With access to two key specialities, cardiology and neurosurgery, this episode explores how staff at Imperial College Healthcare NHS Trust are pushing the boundaries of what is possible technologically, at a time when the Trust has a planned annual deficit of £41 million and savings need to be made across the board.
Almost ten years ago, the Trust centralised its cardiology services at Hammersmith Hospital and established one of the UK's foremost specialist heart attack centres, or HACs. London Ambulance Service brings Eddie, a 56-year-old city worker suffering a severe heart attack, to the HAC where he is treated immediately in one of the cath labs. Eddie's doctor, consultant cardiologist Iqbal Malik comments: "I'm very clear that today he was dead if he hadn't ended up with us and had gone to a smaller hospital where they didn't have a cath lab." Since a London-wide network of eight heart attack centres was established over the last decade, death rates from the most serious heart attacks have halved in the capital. But this year, the cardiology service still needs to make savings of £3 million this year across the cardiac department. "It gets to the point when there is no meat left on the bone," comments Gill Bleeze, a senior cardiac nurse.

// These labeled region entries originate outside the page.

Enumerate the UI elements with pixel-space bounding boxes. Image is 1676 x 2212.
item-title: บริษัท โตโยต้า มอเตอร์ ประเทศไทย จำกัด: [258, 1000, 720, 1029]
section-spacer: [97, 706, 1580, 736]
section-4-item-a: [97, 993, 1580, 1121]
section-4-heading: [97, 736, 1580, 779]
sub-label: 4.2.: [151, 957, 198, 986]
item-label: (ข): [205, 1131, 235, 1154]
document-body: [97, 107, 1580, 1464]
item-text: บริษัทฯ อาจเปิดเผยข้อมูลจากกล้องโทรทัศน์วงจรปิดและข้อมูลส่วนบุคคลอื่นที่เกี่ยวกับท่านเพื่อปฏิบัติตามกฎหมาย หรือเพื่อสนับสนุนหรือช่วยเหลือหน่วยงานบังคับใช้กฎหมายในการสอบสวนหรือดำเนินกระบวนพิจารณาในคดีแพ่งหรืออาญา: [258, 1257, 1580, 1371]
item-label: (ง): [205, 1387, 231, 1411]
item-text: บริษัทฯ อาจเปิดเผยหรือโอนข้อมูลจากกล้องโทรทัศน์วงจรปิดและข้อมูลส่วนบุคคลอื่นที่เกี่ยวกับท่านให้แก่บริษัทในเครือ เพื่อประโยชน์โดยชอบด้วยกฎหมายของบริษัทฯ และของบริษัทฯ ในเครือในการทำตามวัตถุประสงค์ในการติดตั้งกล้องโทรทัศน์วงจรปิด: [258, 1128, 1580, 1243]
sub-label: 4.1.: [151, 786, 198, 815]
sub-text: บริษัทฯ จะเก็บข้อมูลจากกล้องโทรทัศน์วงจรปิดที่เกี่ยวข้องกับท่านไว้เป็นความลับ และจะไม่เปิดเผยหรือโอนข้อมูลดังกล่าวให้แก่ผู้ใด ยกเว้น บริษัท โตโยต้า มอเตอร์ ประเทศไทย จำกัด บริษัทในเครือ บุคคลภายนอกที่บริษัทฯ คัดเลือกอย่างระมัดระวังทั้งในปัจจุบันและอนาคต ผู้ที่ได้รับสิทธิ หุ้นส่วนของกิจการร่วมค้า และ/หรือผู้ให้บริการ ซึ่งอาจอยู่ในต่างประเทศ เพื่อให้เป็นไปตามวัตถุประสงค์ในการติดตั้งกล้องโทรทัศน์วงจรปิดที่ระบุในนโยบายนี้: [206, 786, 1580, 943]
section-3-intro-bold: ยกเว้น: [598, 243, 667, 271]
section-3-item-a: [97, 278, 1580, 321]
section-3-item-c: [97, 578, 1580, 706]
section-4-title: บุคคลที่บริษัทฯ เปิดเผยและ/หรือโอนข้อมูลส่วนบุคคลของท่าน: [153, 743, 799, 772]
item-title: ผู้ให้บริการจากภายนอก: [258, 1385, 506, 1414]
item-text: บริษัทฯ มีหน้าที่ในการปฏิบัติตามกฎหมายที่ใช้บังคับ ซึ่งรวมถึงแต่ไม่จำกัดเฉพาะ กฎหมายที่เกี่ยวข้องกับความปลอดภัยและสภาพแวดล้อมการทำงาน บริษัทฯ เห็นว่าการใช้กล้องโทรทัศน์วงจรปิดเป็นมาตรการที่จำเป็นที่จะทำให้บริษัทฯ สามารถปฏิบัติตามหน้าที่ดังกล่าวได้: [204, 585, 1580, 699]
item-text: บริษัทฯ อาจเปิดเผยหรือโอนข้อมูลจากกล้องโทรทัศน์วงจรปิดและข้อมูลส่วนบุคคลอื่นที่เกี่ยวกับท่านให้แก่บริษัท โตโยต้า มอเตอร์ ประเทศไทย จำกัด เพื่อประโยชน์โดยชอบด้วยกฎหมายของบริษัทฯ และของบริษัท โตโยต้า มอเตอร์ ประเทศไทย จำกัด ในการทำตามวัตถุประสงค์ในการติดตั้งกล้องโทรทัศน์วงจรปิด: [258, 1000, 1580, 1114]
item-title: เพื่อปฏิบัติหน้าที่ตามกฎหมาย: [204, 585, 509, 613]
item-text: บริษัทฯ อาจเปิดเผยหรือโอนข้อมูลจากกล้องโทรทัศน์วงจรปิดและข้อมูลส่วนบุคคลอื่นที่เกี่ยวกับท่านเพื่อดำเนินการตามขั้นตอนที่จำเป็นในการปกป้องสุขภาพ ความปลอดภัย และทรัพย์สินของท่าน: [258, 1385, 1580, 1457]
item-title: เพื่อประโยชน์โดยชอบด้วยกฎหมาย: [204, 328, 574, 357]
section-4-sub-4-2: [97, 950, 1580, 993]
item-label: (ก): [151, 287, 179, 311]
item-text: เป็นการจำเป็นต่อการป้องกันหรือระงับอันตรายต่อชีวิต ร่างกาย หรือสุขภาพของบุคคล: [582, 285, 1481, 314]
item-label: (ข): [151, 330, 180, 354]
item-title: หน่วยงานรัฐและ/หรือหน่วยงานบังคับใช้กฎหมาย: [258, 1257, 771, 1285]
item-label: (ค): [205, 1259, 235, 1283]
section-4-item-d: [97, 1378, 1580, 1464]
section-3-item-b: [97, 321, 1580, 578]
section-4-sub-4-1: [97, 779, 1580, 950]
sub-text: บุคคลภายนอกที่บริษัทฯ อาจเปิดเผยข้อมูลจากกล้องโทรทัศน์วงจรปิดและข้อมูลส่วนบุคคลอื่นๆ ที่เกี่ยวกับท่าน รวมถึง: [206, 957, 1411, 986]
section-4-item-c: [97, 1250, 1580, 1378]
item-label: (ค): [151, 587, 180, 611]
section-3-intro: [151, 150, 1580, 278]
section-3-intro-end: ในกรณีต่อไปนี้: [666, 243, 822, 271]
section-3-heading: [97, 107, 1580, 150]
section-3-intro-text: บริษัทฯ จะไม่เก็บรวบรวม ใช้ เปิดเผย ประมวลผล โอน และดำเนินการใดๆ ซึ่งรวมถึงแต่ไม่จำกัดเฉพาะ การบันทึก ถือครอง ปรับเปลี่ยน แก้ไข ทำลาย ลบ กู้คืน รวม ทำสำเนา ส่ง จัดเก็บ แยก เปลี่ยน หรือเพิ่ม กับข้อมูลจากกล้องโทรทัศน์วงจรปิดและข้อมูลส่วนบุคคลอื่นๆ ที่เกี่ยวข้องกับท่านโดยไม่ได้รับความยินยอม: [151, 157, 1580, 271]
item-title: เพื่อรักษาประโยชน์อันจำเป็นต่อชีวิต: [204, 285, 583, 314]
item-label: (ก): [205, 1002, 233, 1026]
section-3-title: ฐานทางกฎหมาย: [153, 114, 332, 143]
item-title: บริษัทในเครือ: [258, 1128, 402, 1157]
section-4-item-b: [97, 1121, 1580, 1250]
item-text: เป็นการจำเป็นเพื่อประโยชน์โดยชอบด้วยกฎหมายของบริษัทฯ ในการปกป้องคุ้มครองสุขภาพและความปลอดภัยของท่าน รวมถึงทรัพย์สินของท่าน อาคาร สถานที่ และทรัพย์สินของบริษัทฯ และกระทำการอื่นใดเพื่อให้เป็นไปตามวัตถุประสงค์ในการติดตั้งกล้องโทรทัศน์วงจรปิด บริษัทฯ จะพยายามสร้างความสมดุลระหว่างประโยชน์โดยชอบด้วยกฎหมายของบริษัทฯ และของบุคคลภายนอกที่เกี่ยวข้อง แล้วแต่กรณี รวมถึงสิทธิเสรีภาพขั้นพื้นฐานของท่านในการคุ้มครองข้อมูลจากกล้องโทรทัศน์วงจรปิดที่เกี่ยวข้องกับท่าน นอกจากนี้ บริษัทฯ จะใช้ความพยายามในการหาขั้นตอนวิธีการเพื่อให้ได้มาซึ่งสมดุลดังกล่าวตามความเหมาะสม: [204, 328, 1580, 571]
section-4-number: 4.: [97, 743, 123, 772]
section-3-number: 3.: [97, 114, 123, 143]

The cardiology team at Hammersmith also deal with rare and life-threatening heart conditions. Twenty-three-year-old primary school teacher Rosa has an infection on her mitral valve called endocarditis. Rosa is is an extremely complex case, as some infected tissue from her heart has broken off causing strokes in her brain. "It's the last thing you want to see in a young person, it carries a high mortality," says consultant cardiologist Susan Connolly. "It's one of the most challenging things we treat because the timing of surgery is crucial. If you don't get the timing of surgery right, the patient will die." It takes specialists from both the cardiology and neurosurgery departments to work out the least risky time to operate on Rosa - will they wait for the damage in her brain to subside and risk further tissue from the heart breaking off causing more strokes, or risk operating sooner with the chance she might have a big brain bleed on the table?
Meanwhile, at Charing Cross Hospital, site of the Trust's specialist neurosurgery department, 28-year-old former dancer Ben needs an operation to remove a recurrent brain tumour. "It's very frustrating treating brain tumour patients like Ben where he's had surgery and his tumour's come back," says consultant neurosurgeon Kevin O'Neill. However, as Kevin explains: "These days, as opposed to his previous surgery which was four years ago we have more tools in the box." Kevin will use 3D imaging to locate Ben's tumour, as well as leading diagnostic technology. "We're also developing new tools. I think we are now starting to make advances. With innovations it's going to open a whole new world of research and treatment options".